Collaboration became critical on the tower when the hospital decided to relocate its heliport to the tower’s rooftop. “It became a daily coordination effort with the structural engineer and architect to make sure that as we were pouring columns and extending the structure up, that we had the right reinforcements and elevations,” Hover says.

The project is using 26,519 cu yd of concrete and 820 tons of steel. It will include 32 miles of plumbing pipe and 352 miles of electrical wire.


Standout features

A milestone occurred in February, with the installation of one of the highlighted features of the campus—a glass-enclosed pedestrian skybridge connecting patients and visitors to the hospital’s main campus. The elevated walkway links the new parking garage to the Betty & Hank Lauricella Pavilion, a new two-story outpatient clinic entrance.

Local steelmaker New Orleans Ironworks LLC fully fabricated the skybridge and transported the 52-ton, 90-ft-long structure from the fabrication site in Belle Chasse. Installing it on the Uptown hospital campus required some innovative strategies.

After fabrication was complete, crews placed the 13-ft-wide skybridge onto a barge so it could travel through the Harvey Canal to the Mississippi River, where it then floated more than 24 miles upriver to the Port of New Orleans’ Nashville Street wharf, just downriver from the hospital. The structure was then loaded onto two hydraulic platform Goldhofer trailers, transported down the levee and along Henry Clay Avenue—the main traffic route through the campus—and set in place with a single pick. B&G Crane Service LLC used a 500-ton crane to hoist the structure into place. The entire process took place over one weekend to minimize shutdowns on Henry Clay Avenue.

Another unique aspect of the medical tower is the team’s use of metal wrap, which consists of wall panels that consolidate traditional exterior sheathing, waterproofing and wall cavity insulation into a single panel. “Your building is essentially dried-in once that panel is installed, as opposed to having all of the additional layers and trades required to get the exterior of the building dry,” Hover says.

Energy efficiency was one of the key design considerations of the expansion, and engineers sought out systems such as the all-in-one paneling to lower utility costs and make the campus more efficient. Upon completion, the hospital’s energy usage will be 35% lower than the national average for community hospitals. However, LEED certification is not being pursued.

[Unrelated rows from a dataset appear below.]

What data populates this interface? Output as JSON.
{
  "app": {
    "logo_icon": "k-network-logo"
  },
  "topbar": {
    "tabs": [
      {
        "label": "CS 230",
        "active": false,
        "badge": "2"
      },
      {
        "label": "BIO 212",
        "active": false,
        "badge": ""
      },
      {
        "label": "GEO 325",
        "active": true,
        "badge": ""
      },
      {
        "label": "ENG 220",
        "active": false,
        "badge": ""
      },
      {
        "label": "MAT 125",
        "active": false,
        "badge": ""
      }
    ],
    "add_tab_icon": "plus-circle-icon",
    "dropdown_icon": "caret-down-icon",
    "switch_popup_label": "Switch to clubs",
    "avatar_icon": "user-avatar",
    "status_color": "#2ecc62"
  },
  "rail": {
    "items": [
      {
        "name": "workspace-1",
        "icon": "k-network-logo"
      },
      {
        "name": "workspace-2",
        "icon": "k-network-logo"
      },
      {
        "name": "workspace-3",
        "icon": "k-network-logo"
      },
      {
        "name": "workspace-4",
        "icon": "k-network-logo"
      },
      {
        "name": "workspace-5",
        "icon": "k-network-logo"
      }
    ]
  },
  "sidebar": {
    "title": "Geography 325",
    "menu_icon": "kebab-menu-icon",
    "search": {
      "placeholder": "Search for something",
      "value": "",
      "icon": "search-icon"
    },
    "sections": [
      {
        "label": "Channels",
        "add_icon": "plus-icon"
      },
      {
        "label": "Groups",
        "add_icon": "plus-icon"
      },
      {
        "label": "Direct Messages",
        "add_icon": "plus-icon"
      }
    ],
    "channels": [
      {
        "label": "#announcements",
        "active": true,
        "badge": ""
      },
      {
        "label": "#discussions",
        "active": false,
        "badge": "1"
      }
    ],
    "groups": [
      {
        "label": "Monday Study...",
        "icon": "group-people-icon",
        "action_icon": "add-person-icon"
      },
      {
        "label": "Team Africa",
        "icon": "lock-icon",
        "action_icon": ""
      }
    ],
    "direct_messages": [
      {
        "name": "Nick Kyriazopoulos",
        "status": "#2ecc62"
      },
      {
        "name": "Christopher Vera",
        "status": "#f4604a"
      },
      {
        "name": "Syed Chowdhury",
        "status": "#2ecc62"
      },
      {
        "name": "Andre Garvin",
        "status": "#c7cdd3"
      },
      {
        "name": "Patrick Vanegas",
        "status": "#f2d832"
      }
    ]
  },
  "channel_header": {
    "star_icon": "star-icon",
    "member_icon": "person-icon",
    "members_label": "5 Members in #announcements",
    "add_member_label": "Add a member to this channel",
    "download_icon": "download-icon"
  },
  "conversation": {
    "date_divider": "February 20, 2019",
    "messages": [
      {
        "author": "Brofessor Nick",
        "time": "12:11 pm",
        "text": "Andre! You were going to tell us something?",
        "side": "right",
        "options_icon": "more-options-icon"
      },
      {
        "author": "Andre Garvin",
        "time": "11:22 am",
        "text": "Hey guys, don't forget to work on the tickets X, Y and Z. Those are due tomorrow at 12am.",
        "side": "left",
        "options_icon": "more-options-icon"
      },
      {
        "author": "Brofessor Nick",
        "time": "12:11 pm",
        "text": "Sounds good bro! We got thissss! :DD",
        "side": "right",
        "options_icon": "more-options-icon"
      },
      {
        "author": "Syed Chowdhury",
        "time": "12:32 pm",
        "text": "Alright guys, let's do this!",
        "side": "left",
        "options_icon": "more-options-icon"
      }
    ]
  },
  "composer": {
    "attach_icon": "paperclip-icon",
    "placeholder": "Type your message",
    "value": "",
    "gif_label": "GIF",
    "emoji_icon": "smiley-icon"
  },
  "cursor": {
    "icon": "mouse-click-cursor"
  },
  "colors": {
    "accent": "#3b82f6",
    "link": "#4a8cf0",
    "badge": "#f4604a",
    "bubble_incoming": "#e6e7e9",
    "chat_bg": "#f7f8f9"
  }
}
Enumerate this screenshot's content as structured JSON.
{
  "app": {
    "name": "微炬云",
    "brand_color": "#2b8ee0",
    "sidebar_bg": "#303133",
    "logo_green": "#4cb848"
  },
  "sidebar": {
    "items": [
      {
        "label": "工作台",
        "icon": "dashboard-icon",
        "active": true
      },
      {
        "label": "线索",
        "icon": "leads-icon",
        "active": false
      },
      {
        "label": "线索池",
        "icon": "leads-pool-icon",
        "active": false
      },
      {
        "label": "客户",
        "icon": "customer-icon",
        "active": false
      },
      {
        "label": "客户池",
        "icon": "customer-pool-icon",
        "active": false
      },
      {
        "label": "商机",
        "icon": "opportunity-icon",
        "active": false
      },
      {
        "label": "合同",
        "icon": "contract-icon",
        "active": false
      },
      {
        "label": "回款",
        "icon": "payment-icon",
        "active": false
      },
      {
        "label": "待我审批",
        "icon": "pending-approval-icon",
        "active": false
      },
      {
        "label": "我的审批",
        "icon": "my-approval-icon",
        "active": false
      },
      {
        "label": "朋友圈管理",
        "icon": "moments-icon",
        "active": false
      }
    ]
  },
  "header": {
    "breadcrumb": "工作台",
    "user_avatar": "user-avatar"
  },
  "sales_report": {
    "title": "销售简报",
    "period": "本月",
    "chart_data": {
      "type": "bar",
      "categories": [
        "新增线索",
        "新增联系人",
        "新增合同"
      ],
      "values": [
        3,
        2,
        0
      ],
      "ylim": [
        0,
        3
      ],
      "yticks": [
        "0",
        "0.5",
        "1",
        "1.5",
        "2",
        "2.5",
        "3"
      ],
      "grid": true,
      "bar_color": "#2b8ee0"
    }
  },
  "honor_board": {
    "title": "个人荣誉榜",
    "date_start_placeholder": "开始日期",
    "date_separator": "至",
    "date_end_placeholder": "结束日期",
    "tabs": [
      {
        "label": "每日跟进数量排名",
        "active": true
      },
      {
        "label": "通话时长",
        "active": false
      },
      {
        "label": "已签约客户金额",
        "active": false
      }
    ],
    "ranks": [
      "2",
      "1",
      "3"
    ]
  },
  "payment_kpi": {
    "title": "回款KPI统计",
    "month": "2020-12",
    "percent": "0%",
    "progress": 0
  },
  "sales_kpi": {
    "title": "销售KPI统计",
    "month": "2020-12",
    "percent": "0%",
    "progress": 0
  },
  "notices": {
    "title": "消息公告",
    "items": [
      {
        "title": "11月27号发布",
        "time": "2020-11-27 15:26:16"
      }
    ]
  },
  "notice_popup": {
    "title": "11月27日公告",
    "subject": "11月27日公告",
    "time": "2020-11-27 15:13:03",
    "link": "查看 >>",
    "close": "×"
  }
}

Children’s Hospital has evolved significantly since its original construction in the 1950s, having undergone many additions and alterations. Through its current expansion, hospital officials wanted to improve infrastructure and technology and make it easier for patients and their families to access vital services.

“Children’s has a proud history of serving the children of Louisiana since its founding in 1955, and this expansion will enable the hospital to continue to care for the sickest children—all kids and only kids,” Schaefer says.

Making room for the massive overhaul meant first expanding the hospital’s land base. In 2014, Children’s Hospital acquired 17 acres of property adjacent to its main campus; the land was once the site of the New Orleans Adolescent Hospital. The first phase of the project was completed in October 2018 with the opening of the new parking garage connecting to the skybridge and the Betty & Hank Lauricella Pavilion.

By mid-2020, the hospital will open its 51-bed behavioral health center, a 28-bed cardiac intensive care unit, a new pediatric imaging department and an entirely new surgical center. The entire expansion is on pace for completion by spring 2021.

“It’s an unprecedented time in Children’s Hospital’s history,” Schaefer says.